College announces new creative writing program

On Sept. 24, the College announced the creation of a new creative-writer-in-residence program aimed to begin in the Spring of 2020. The Jennifer Jahrling Forese Writer-in-Residence Program in Creative Writing will bring a distinguished writer to work with students across campus in an assortment of ways. In an email to the Echo, Margaret McFadden, provost and dean of faculty, described the role of the future writer-in-residence. 

“The writer in residence will engage with students in a variety of ways. They might teach a regular semester course, offer writing workshops or master classes and advise students doing honors or capstone projects,” McFadden said in the email. “They will also offer public readings and otherwise share their work with the community.”

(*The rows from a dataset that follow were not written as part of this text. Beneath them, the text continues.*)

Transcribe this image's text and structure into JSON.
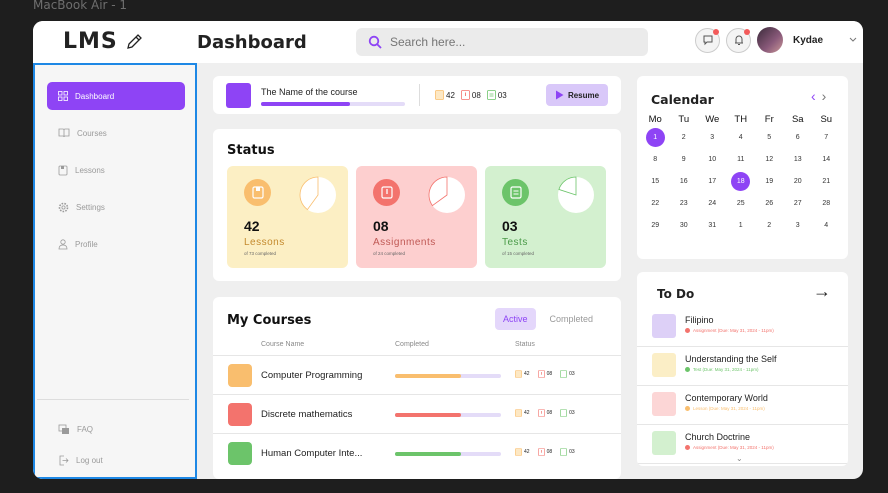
{
  "frame_label": "MacBook Air - 1",
  "colors": {
    "accent": "#8e44f5",
    "lessons": "#f9be6e",
    "assignments": "#f3736d",
    "tests": "#6cc46a"
  },
  "header": {
    "logo": "LMS",
    "logo_icon": "pencil-icon",
    "title": "Dashboard",
    "search_placeholder": "Search here...",
    "username": "Kydae"
  },
  "sidebar": {
    "items": [
      {
        "label": "Dashboard",
        "icon": "grid-icon"
      },
      {
        "label": "Courses",
        "icon": "book-icon"
      },
      {
        "label": "Lessons",
        "icon": "lesson-icon"
      },
      {
        "label": "Settings",
        "icon": "gear-icon"
      },
      {
        "label": "Profile",
        "icon": "user-icon"
      }
    ],
    "bottom": [
      {
        "label": "FAQ",
        "icon": "faq-icon"
      },
      {
        "label": "Log out",
        "icon": "logout-icon"
      }
    ]
  },
  "current_course": {
    "name": "The Name of the course",
    "progress": 0.62,
    "lessons": "42",
    "assignments": "08",
    "tests": "03",
    "resume_label": "Resume"
  },
  "status": {
    "title": "Status",
    "cards": [
      {
        "count": "42",
        "label": "Lessons",
        "sub": "of 73 completed",
        "fraction": 0.6
      },
      {
        "count": "08",
        "label": "Assignments",
        "sub": "of 24 completed",
        "fraction": 0.65
      },
      {
        "count": "03",
        "label": "Tests",
        "sub": "of 15 completed",
        "fraction": 0.8
      }
    ]
  },
  "courses": {
    "title": "My Courses",
    "tab_active": "Active",
    "tab_completed": "Completed",
    "headers": [
      "Course Name",
      "Completed",
      "Status"
    ],
    "rows": [
      {
        "name": "Computer Programming",
        "progress": 0.62,
        "lessons": "42",
        "assignments": "08",
        "tests": "03"
      },
      {
        "name": "Discrete mathematics",
        "progress": 0.62,
        "lessons": "42",
        "assignments": "08",
        "tests": "03"
      },
      {
        "name": "Human Computer Inte...",
        "progress": 0.62,
        "lessons": "42",
        "assignments": "08",
        "tests": "03"
      }
    ]
  },
  "calendar": {
    "title": "Calendar",
    "weekdays": [
      "Mo",
      "Tu",
      "We",
      "TH",
      "Fr",
      "Sa",
      "Su"
    ],
    "days": [
      "1",
      "2",
      "3",
      "4",
      "5",
      "6",
      "7",
      "8",
      "9",
      "10",
      "11",
      "12",
      "13",
      "14",
      "15",
      "16",
      "17",
      "18",
      "19",
      "20",
      "21",
      "22",
      "23",
      "24",
      "25",
      "26",
      "27",
      "28",
      "29",
      "30",
      "31",
      "1",
      "2",
      "3",
      "4"
    ],
    "selected": [
      0,
      17
    ]
  },
  "todo": {
    "title": "To Do",
    "items": [
      {
        "name": "Filipino",
        "sub": "Assignment (Due: May 31, 2024 - 11pm)",
        "thumb": "#ddd0f7",
        "dot": "#f3736d"
      },
      {
        "name": "Understanding the Self",
        "sub": "Test (Due: May 31, 2024 - 11pm)",
        "thumb": "#fbeec6",
        "dot": "#6cc46a"
      },
      {
        "name": "Contemporary World",
        "sub": "Lesson (Due: May 31, 2024 - 11pm)",
        "thumb": "#fcd6d6",
        "dot": "#f9be6e"
      },
      {
        "name": "Church Doctrine",
        "sub": "Assignment (Due: May 31, 2024 - 11pm)",
        "thumb": "#d3f0cf",
        "dot": "#f3736d"
      }
    ]
  }
}
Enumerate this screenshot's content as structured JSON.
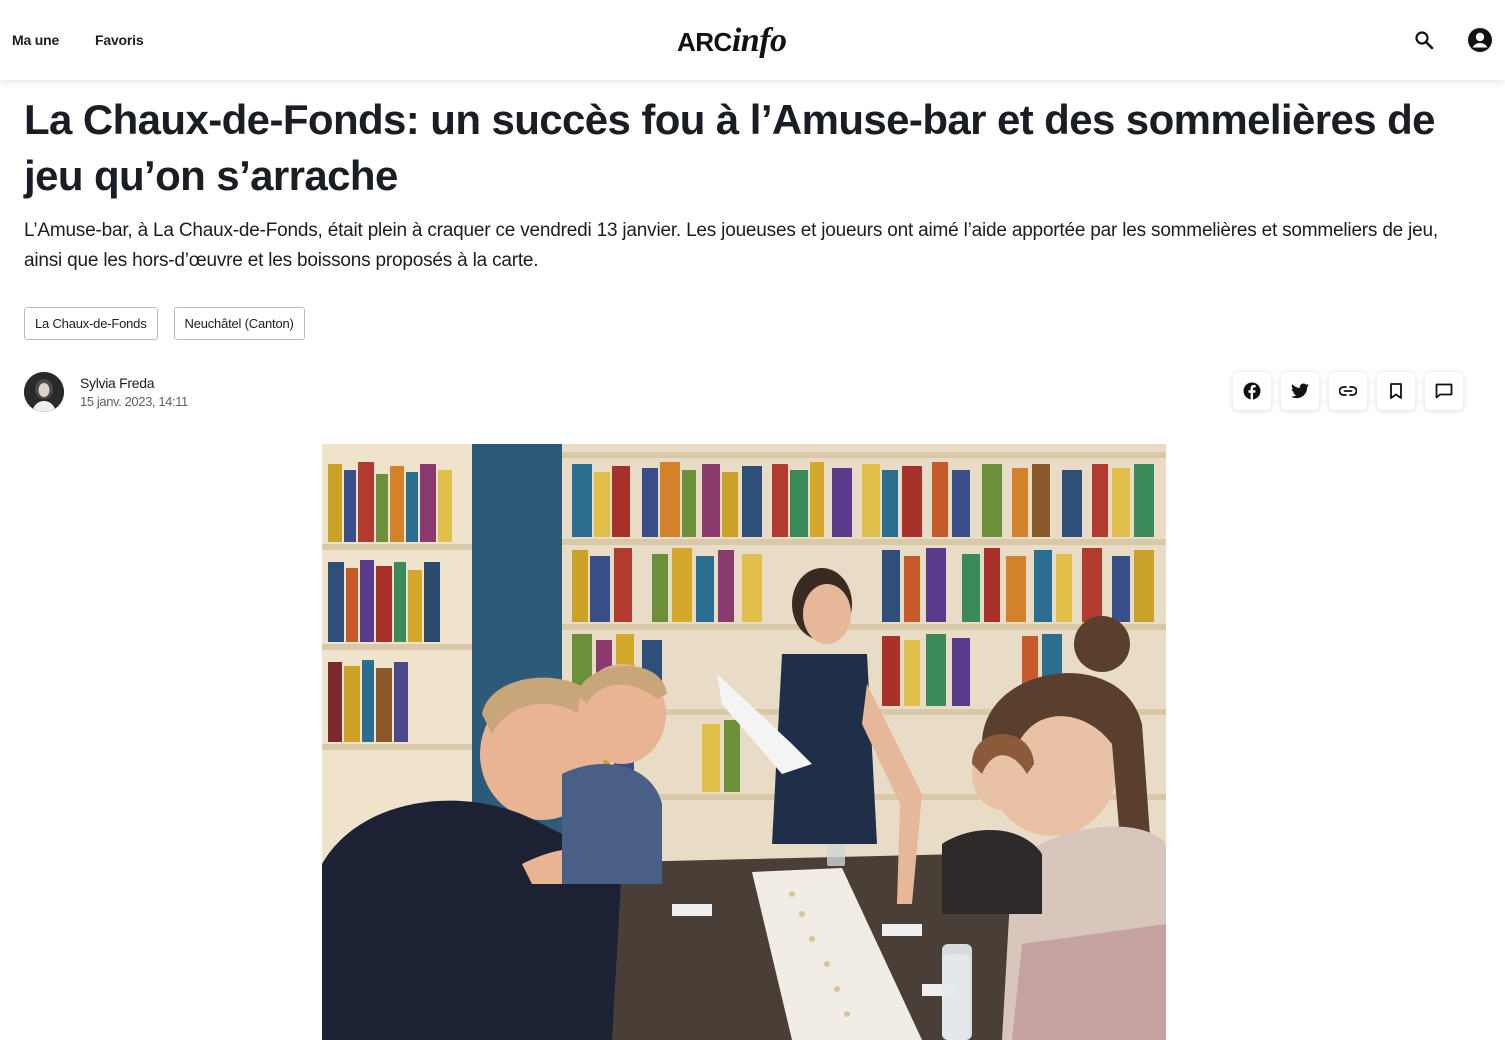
{
  "nav": {
    "items": [
      {
        "label": "Ma une"
      },
      {
        "label": "Favoris"
      }
    ],
    "logo": {
      "part1": "ARC",
      "part2": "info"
    }
  },
  "article": {
    "headline": "La Chaux-de-Fonds: un succès fou à l’Amuse-bar et des sommelières de jeu qu’on s’arrache",
    "lead": "L’Amuse-bar, à La Chaux-de-Fonds, était plein à craquer ce vendredi 13 janvier. Les joueuses et joueurs ont aimé l’aide apportée par les sommelières et sommeliers de jeu, ainsi que les hors-d’œuvre et les boissons proposés à la carte.",
    "tags": [
      {
        "label": "La Chaux-de-Fonds"
      },
      {
        "label": "Neuchâtel (Canton)"
      }
    ],
    "author": {
      "name": "Sylvia Freda",
      "date": "15 janv. 2023, 14:11"
    },
    "share_icons": [
      "facebook-icon",
      "twitter-icon",
      "link-icon",
      "bookmark-icon",
      "comment-icon"
    ]
  }
}
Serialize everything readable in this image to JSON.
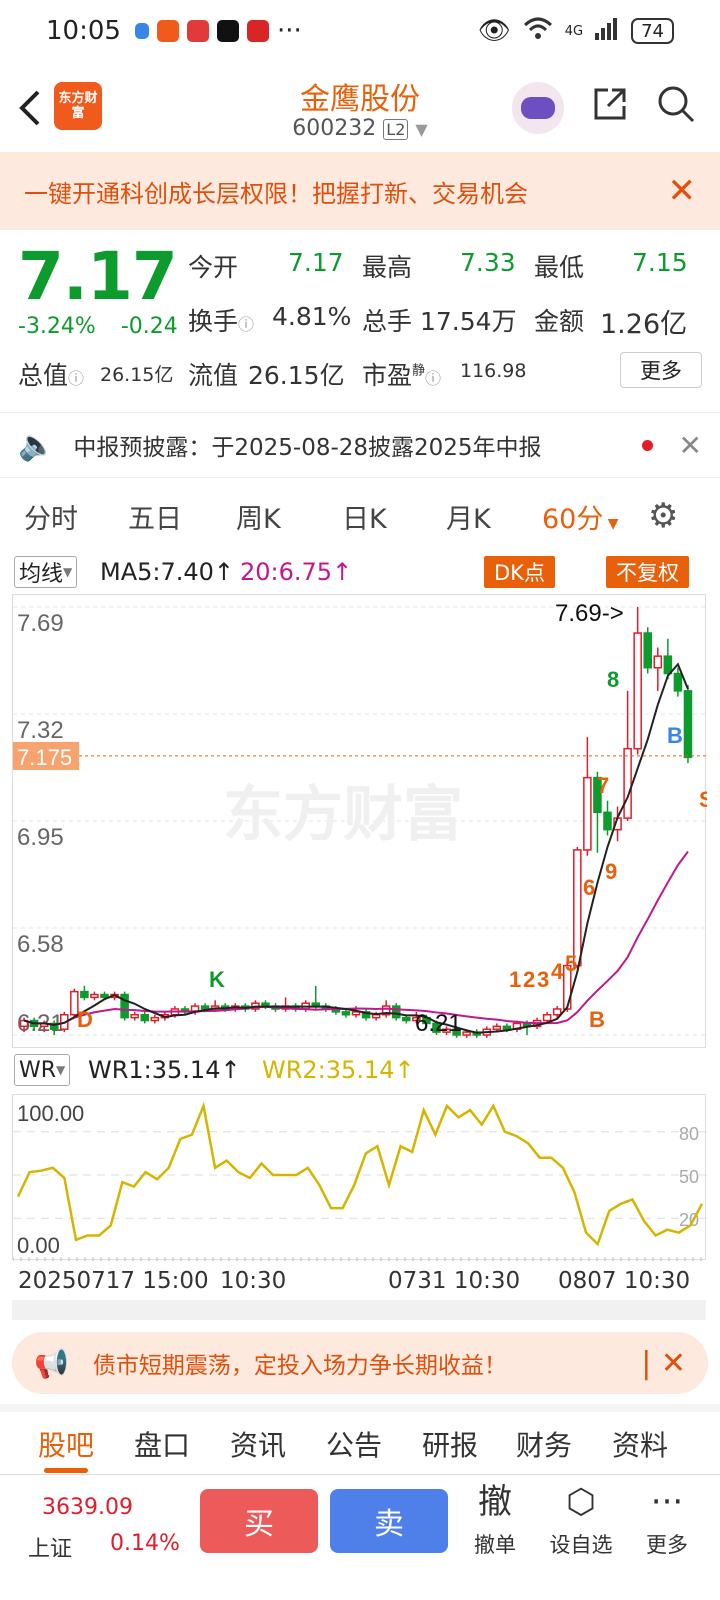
{
  "status": {
    "time": "10:05",
    "network": "4G",
    "battery": "74"
  },
  "header": {
    "logo_text": "东方财富",
    "stock_name": "金鹰股份",
    "stock_code": "600232",
    "level_badge": "L2"
  },
  "banner_top": {
    "text": "一键开通科创成长层权限！把握打新、交易机会"
  },
  "quote": {
    "price": "7.17",
    "change_pct": "-3.24%",
    "change": "-0.24",
    "open_label": "今开",
    "open": "7.17",
    "high_label": "最高",
    "high": "7.33",
    "low_label": "最低",
    "low": "7.15",
    "turnover_label": "换手",
    "turnover": "4.81%",
    "volume_label": "总手",
    "volume": "17.54万",
    "amount_label": "金额",
    "amount": "1.26亿",
    "mktcap_label": "总值",
    "mktcap": "26.15亿",
    "float_label": "流值",
    "float": "26.15亿",
    "pe_label": "市盈",
    "pe_sup": "静",
    "pe": "116.98",
    "more_label": "更多"
  },
  "notice": {
    "text": "中报预披露：于2025-08-28披露2025年中报"
  },
  "periods": [
    {
      "label": "分时"
    },
    {
      "label": "五日"
    },
    {
      "label": "周K"
    },
    {
      "label": "日K"
    },
    {
      "label": "月K"
    },
    {
      "label": "60分"
    }
  ],
  "indicator": {
    "selector": "均线",
    "ma5": "MA5:7.40↑",
    "ma20": "20:6.75↑",
    "dk_label": "DK点",
    "adjust_label": "不复权"
  },
  "chart_data": {
    "type": "candlestick",
    "y_ticks": [
      "7.69",
      "7.32",
      "6.95",
      "6.58",
      "6.21"
    ],
    "current_price_label": "7.175",
    "high_marker": "7.69->",
    "low_marker": "6.21",
    "watermark": "东方财富",
    "signals": [
      "D",
      "K",
      "1",
      "2",
      "3",
      "4",
      "5",
      "6",
      "7",
      "8",
      "9",
      "B",
      "S",
      "B",
      "D"
    ],
    "ylim": [
      6.21,
      7.69
    ],
    "candles": [
      [
        6.24,
        6.26,
        6.22,
        6.27
      ],
      [
        6.26,
        6.24,
        6.23,
        6.27
      ],
      [
        6.24,
        6.25,
        6.22,
        6.26
      ],
      [
        6.25,
        6.23,
        6.21,
        6.26
      ],
      [
        6.23,
        6.28,
        6.22,
        6.29
      ],
      [
        6.28,
        6.36,
        6.27,
        6.37
      ],
      [
        6.36,
        6.34,
        6.33,
        6.38
      ],
      [
        6.34,
        6.35,
        6.33,
        6.36
      ],
      [
        6.35,
        6.34,
        6.33,
        6.36
      ],
      [
        6.34,
        6.35,
        6.33,
        6.36
      ],
      [
        6.35,
        6.27,
        6.26,
        6.36
      ],
      [
        6.27,
        6.28,
        6.26,
        6.29
      ],
      [
        6.28,
        6.26,
        6.25,
        6.29
      ],
      [
        6.26,
        6.27,
        6.25,
        6.28
      ],
      [
        6.27,
        6.28,
        6.26,
        6.29
      ],
      [
        6.28,
        6.3,
        6.27,
        6.31
      ],
      [
        6.3,
        6.29,
        6.28,
        6.31
      ],
      [
        6.29,
        6.31,
        6.28,
        6.32
      ],
      [
        6.31,
        6.3,
        6.29,
        6.32
      ],
      [
        6.3,
        6.31,
        6.29,
        6.33
      ],
      [
        6.31,
        6.3,
        6.29,
        6.32
      ],
      [
        6.3,
        6.31,
        6.29,
        6.32
      ],
      [
        6.31,
        6.3,
        6.29,
        6.32
      ],
      [
        6.3,
        6.32,
        6.29,
        6.33
      ],
      [
        6.32,
        6.31,
        6.3,
        6.33
      ],
      [
        6.31,
        6.3,
        6.29,
        6.32
      ],
      [
        6.3,
        6.31,
        6.29,
        6.34
      ],
      [
        6.31,
        6.3,
        6.29,
        6.32
      ],
      [
        6.3,
        6.32,
        6.29,
        6.33
      ],
      [
        6.32,
        6.31,
        6.3,
        6.38
      ],
      [
        6.31,
        6.3,
        6.29,
        6.32
      ],
      [
        6.3,
        6.29,
        6.28,
        6.31
      ],
      [
        6.29,
        6.28,
        6.27,
        6.3
      ],
      [
        6.28,
        6.29,
        6.27,
        6.31
      ],
      [
        6.29,
        6.27,
        6.26,
        6.3
      ],
      [
        6.27,
        6.28,
        6.26,
        6.29
      ],
      [
        6.28,
        6.31,
        6.27,
        6.33
      ],
      [
        6.31,
        6.27,
        6.26,
        6.32
      ],
      [
        6.27,
        6.26,
        6.25,
        6.28
      ],
      [
        6.26,
        6.27,
        6.25,
        6.29
      ],
      [
        6.27,
        6.25,
        6.24,
        6.28
      ],
      [
        6.25,
        6.22,
        6.21,
        6.26
      ],
      [
        6.22,
        6.23,
        6.21,
        6.24
      ],
      [
        6.23,
        6.21,
        6.2,
        6.24
      ],
      [
        6.21,
        6.22,
        6.2,
        6.23
      ],
      [
        6.22,
        6.21,
        6.2,
        6.23
      ],
      [
        6.21,
        6.23,
        6.2,
        6.24
      ],
      [
        6.23,
        6.24,
        6.22,
        6.25
      ],
      [
        6.24,
        6.23,
        6.22,
        6.25
      ],
      [
        6.23,
        6.25,
        6.22,
        6.26
      ],
      [
        6.25,
        6.24,
        6.21,
        6.26
      ],
      [
        6.24,
        6.26,
        6.23,
        6.27
      ],
      [
        6.26,
        6.28,
        6.25,
        6.29
      ],
      [
        6.28,
        6.3,
        6.27,
        6.31
      ],
      [
        6.3,
        6.45,
        6.29,
        6.46
      ],
      [
        6.45,
        6.85,
        6.44,
        6.86
      ],
      [
        6.85,
        7.1,
        6.83,
        7.24
      ],
      [
        7.1,
        6.98,
        6.84,
        7.12
      ],
      [
        6.98,
        6.92,
        6.9,
        7.02
      ],
      [
        6.92,
        6.96,
        6.88,
        7.0
      ],
      [
        6.96,
        7.2,
        6.95,
        7.4
      ],
      [
        7.2,
        7.6,
        7.18,
        7.69
      ],
      [
        7.6,
        7.48,
        7.46,
        7.62
      ],
      [
        7.48,
        7.52,
        7.4,
        7.55
      ],
      [
        7.52,
        7.46,
        7.44,
        7.58
      ],
      [
        7.46,
        7.4,
        7.38,
        7.48
      ],
      [
        7.4,
        7.17,
        7.15,
        7.42
      ]
    ]
  },
  "wr": {
    "selector": "WR",
    "wr1": "WR1:35.14↑",
    "wr2": "WR2:35.14↑",
    "y_left_top": "100.00",
    "y_left_bottom": "0.00",
    "y_right": [
      "80",
      "50",
      "20"
    ],
    "values": [
      35,
      52,
      53,
      55,
      48,
      5,
      8,
      8,
      15,
      45,
      42,
      52,
      47,
      55,
      75,
      78,
      98,
      55,
      60,
      52,
      48,
      58,
      50,
      50,
      50,
      55,
      43,
      27,
      27,
      43,
      65,
      70,
      43,
      70,
      66,
      95,
      78,
      98,
      90,
      95,
      85,
      98,
      80,
      77,
      72,
      62,
      62,
      55,
      38,
      10,
      2,
      25,
      30,
      33,
      18,
      8,
      12,
      10,
      15,
      30
    ]
  },
  "time_axis": [
    "20250717 15:00",
    "10:30",
    "0731 10:30",
    "0807 10:30"
  ],
  "banner_bottom": {
    "text": "债市短期震荡，定投入场力争长期收益！"
  },
  "tabs": [
    {
      "label": "股吧"
    },
    {
      "label": "盘口"
    },
    {
      "label": "资讯"
    },
    {
      "label": "公告"
    },
    {
      "label": "研报"
    },
    {
      "label": "财务"
    },
    {
      "label": "资料"
    }
  ],
  "bottom": {
    "index_value": "3639.09",
    "index_name": "上证",
    "index_pct": "0.14%",
    "buy": "买",
    "sell": "卖",
    "cancel_icon": "撤",
    "cancel_label": "撤单",
    "watch_label": "设自选",
    "more_label": "更多"
  },
  "colors": {
    "accent": "#e8600a",
    "up": "#e21c2b",
    "down": "#0e9b2d",
    "ma20": "#c2188d",
    "wr": "#d6b400"
  }
}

Although there is no decision yet on who the writer will be, the creative writing program faculty are currently in the process of choosing the first participant, according to McFadden. 

This program is made possible by a donation from Trustee Jamie Forese and Jennifer Forese P`16,`18. 

“This transformative gift will enable the department to invite important writers to come to campus for longer and more in-depth engagements with our students and faculty, thus deepening the impact of their presence in our community. The Jennifer Jahrling Forese residency will ensure that we are constantly bringing new voices and perspectives into an already vibrant program, over an extended period of time,” McFadden said. 

Michaela Norman `20, a student in the creative writing department, is looking forward to the recognition this will bring to the creative writing department. 

“I think it’s really great that this program is bringing more attention to the creative writing department, which is often overlooked despite the amazing work the faculty and students do,” Norman said in a recent interview with the Echo

This new program doesn’t only cater to those in the English department, and all students are welcome to engage with the writer-in-residence.

“Because the writer in residence will be on campus over time, students who are not English or CW [creative writing] majors or minors could still participate in events like workshops, readings, and master classes with them,” McFadden said.

“The great thing is that this person’s presence on campus will enhance and amplify and increase the opportunities for students, faculty, and staff to engage with literary work and creative writing at a high level.”